When the new Grand Marshal for the Seminole Hard Rock Gasparilla Pirate Fest Parade of Pirates sits on the back of the ceremonial 2014 Camaro convertible Saturday, it will mark his first time at Tampa’s signature bacchanal honoring the city’s faux surrender to fake swashbucklers.
That’s because Christian “Mack” MacKenzie, a decorated, war-wounded Air Force master sergeant, hasn’t felt comfortable in crowds since his helicopter was shot down over Fallujah, Iraq on April 12, 2004.
“I have always thought the event was really neat,” says MacKenzie, 44. “The irony is because of my injuries, dealing with crowds in general is difficult. I have only seen the Gasparilla parade on TV. I usually stay as far away from the mayhem as possible. It’s too much for me.”
But, atop the ceremonial car, it’ll be “an honor,” says MacKenzie, who won’t be in the midst of the scrum that takes place on the other side of the temporary parade barriers.
MacKenzie was aboard a MH-53 Pave Low helicopter, flying south out of Fallujah, about 100 feet off the ground, when it flew into an “unknown ambush site,” he says.
MacKenzie, assigned to the 20th Special Operations Squadron out of Hurlburt Field, was the flight engineer, sitting in the center seat between the two pilots.

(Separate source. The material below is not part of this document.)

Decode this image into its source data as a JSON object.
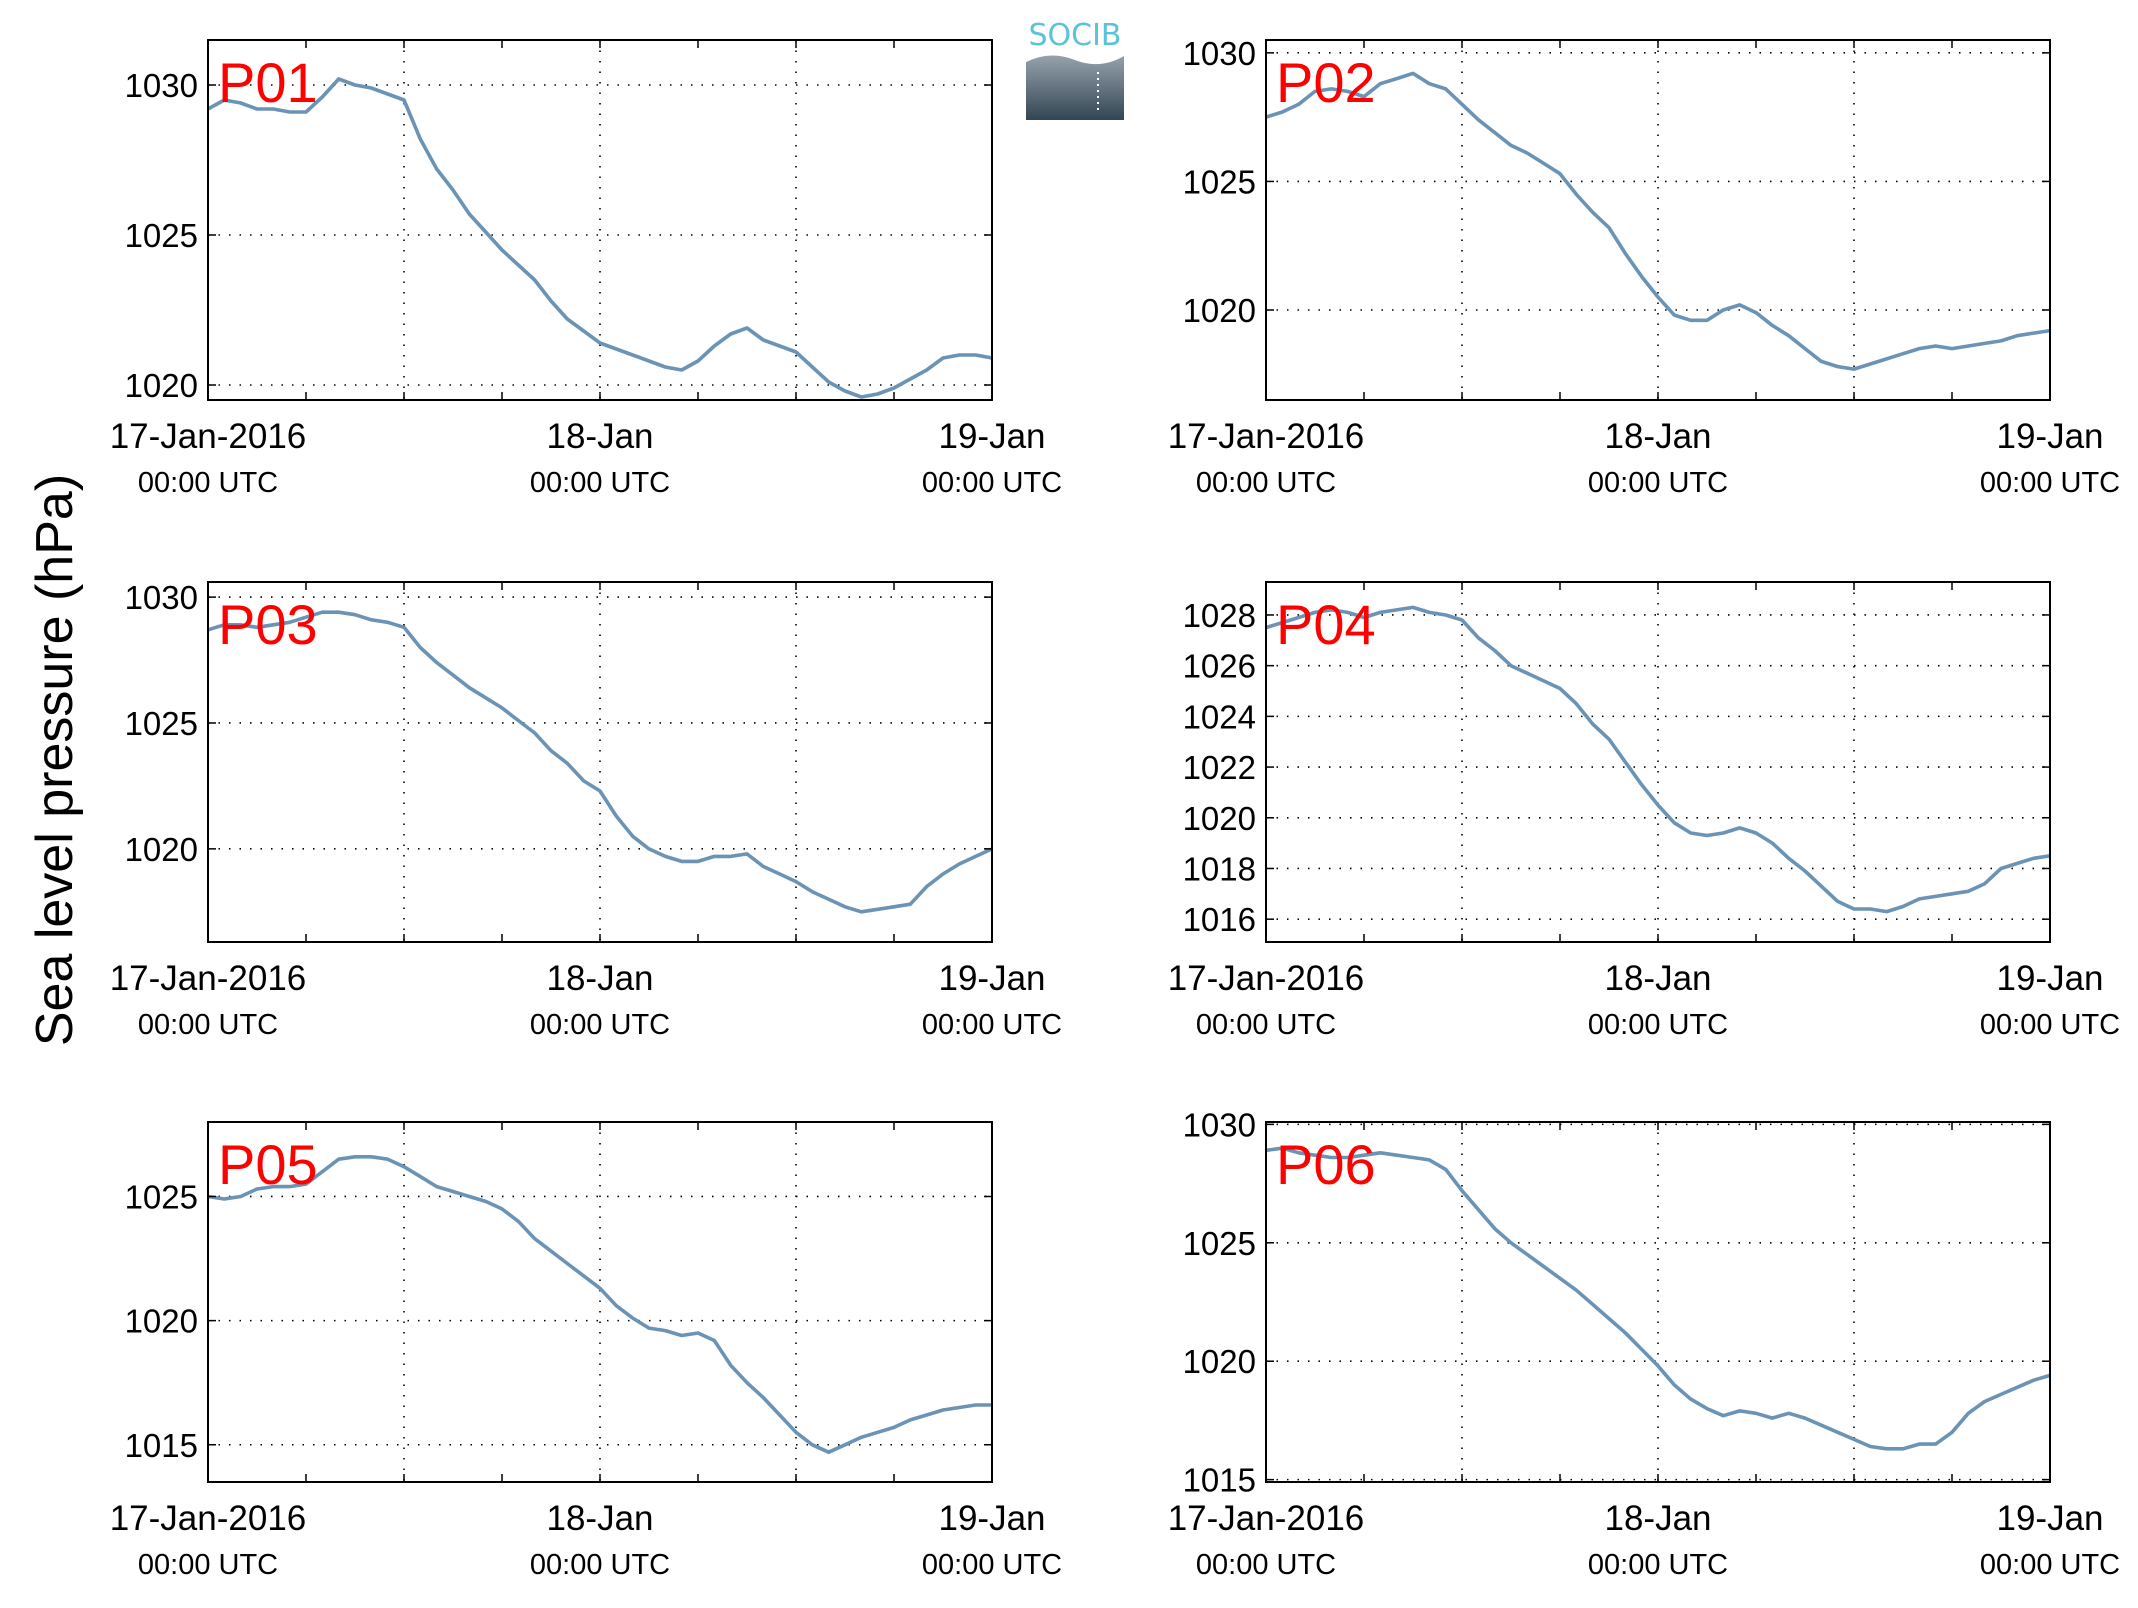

An insurgent on the ground fired a rocket-propelled grenade.
“It hit directly into the nose of the helicopter and blew up inside,” MacKenzie says. “It broke my head and face in about three places. Shrapnel tore through my left eye, tore my left eyelid half off.”
The helicopter nearly crashed, but amazingly one of the pilots was able to land it safely, though just 700 yards from the insurgents. By the time it hit the ground, the pilot thought MacKenzie was dead, an observation — as it turns out, that was incorrect.
The shoot-down left MacKenzie blind in the left eye and still suffering spinal cord injuries as well as the aftermath of traumatic brain injury and post traumatic stress disorder.
“I only have half a visual field,” says MacKenzie, who is the process of medically retiring from the Air Force because of ongoing health problems from the shoot-down. “Being in crowds for the sake of having fun, with people coming at you from all directions, is not something I just jump at. It’s not fun to just hang out.”
Fortunately for MacKenzie, he won’t just be hanging out.
That’s because the Care Coalition, which was selected by the Seminole Hard Rock to be the Grand Marshal organization, named MacKenzie, who has worked with the organization since 2007 and here in Tampa since 2010, to be the face of Care Coalition in his dress blue uniform atop the burgundy Camaro.
“He is a local combat wounded warrior and staff member of the Care Coalition who is a great representative of our force,” Navy Lt. Cmdr. Li Cohen, a Socom spokeswoman, explains about why MacKenzie was selected. “He is also the first SOF wounded warrior to be selected for an American Airlines/US Airways Internship program.”
There was more than a little trepidation about taking part, says MacKenzie, especially the upcoming onslaught of media engagements.
“Coming into this I was really concerned about it all,” says MacKenzie. “Many times when they do this, they make it about an individual or the wounded warrior. What is really good about Seminole Hard Rock is that this is about the entire community and the wounded, ill and injured. I am representing Care Coalition. It’s not about me.”
Still, MacKenzie “is the perfect choice” says Gina Morales, public relations manager for the Seminole Hard Rock Hotel and Casino, which is sponsoring the parade, which kicks off at 2 p.m. Saturday.
“We were thinking about the types of people who make things like the parade possible,” says Morales. “I could not have thought of a better person to honor and highlight on the day of the parade and bring to light all the sacrifices he has made to give us the freedom to rock.”